Notice the metaphor at the end: most of the world “is on its way up,” without noting the transportation method (flight? an elevator?), but his family doesn’t “even find the stairs.” It’s a bittersweet passage, with him not exactly castigating his family but still fundamentally aware of social class. Yet why not start the metaphor at the beginning of the paragraph? His family’s story is always the same, with them looking up as other people go by, or being on the ground floor of a building whose top they can’t even conceptualize, or something to that effect? You could do much better than the ideas I’ve come up with in 30 seconds, but the point is that there’s no reason not to extend the metaphor—maybe throughout not just the paragraph but the book. We appreciate that Sam’s awareness is a step on the road to change, but he could be slightly more aware without harming the fundamental structure of the story.

Perhaps not surprising, some of the story’s tension involves whether Sam will continue the family tradition or break it. He meets a higher class, very attractive girl named Alicia. They talk music. He works to avoid being subservient to her, but later thinks that “I knew that I didn’t want to be [Alicia’s] friend, if you know what I mean, and I was worried that her being friendly to me meant that I didn’t stand a chance with anything else. I know that’s wrong. Mum is always telling me that friendship has to come first, before anything else.” Sam knows the score even when his mother doesn’t, or doesn’t want him to know. She is, in essence, pitching him the idealized version of romance, which he has internalized to the extent that he says he knows that not wanting to be Alicia’s conventional friend is “wrong,” imputing a sense of morality on an act that’s more about strategy than morality. In a different world, friendship would come first. If you search Google for “Friend Zone, you’ll find a wide array of articles with advice on how to avoid becoming “just a friend.” Sam’s Mum is trying to give him advice that isn’t highly applicable to the real world.

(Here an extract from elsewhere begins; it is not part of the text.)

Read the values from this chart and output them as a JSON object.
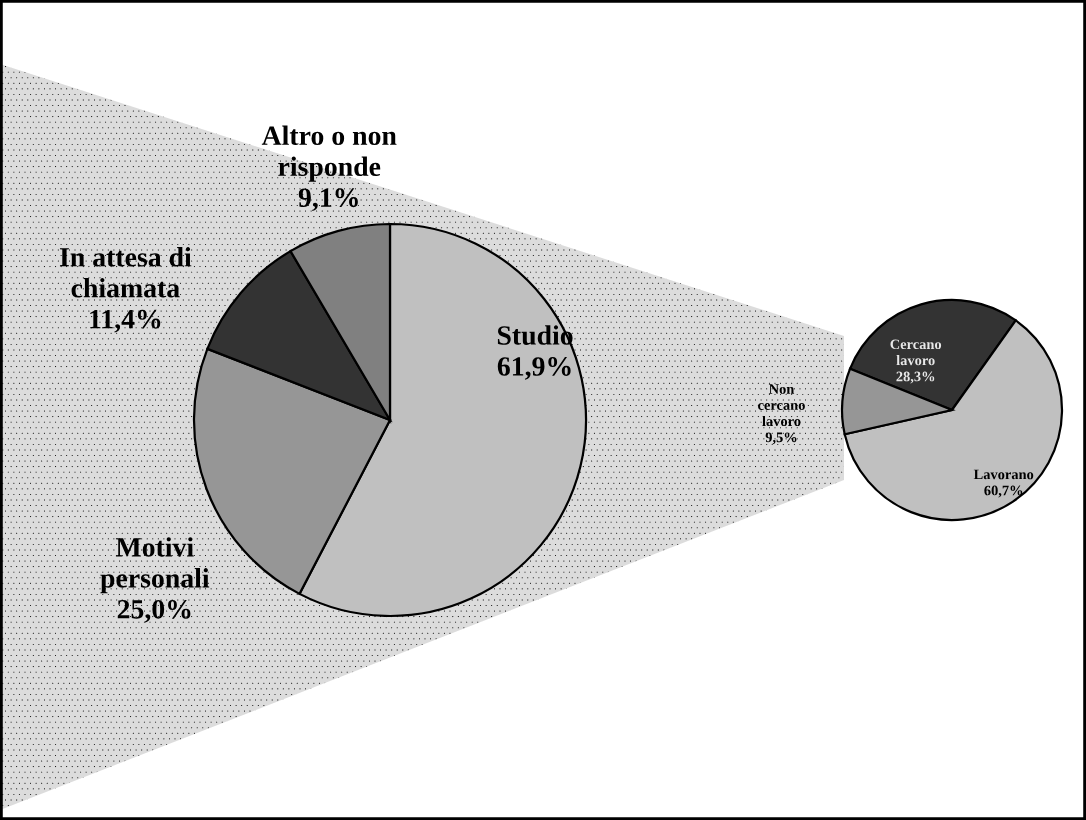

If you’re already aware of these dynamics, however, the novel will feel like old news. It’s not bad, exactly, but it’s not exciting, either. A lot of the book is fun. It just feels average, unlike Francine Prose’s Touch. I’m looking for ways that make it more than average and not finding them. Hornby’s best book, by far, is still High Fidelity. Maybe it always will be. I often think about it when writing contemporary novels that feature love stories; he fundamentally understands that such love stories tend towards comedy, that indecision is the great modern problem, and that love stories need more than just a should-I-or-shouldn’t-I plot. Whenever I read High Fidelity, I’m impressed again at how surprisingly well constructed it is. I keep trying his other books (A Long Way Down, How to be Good, Slam) in search of the same kind of mastery. I keep not finding it.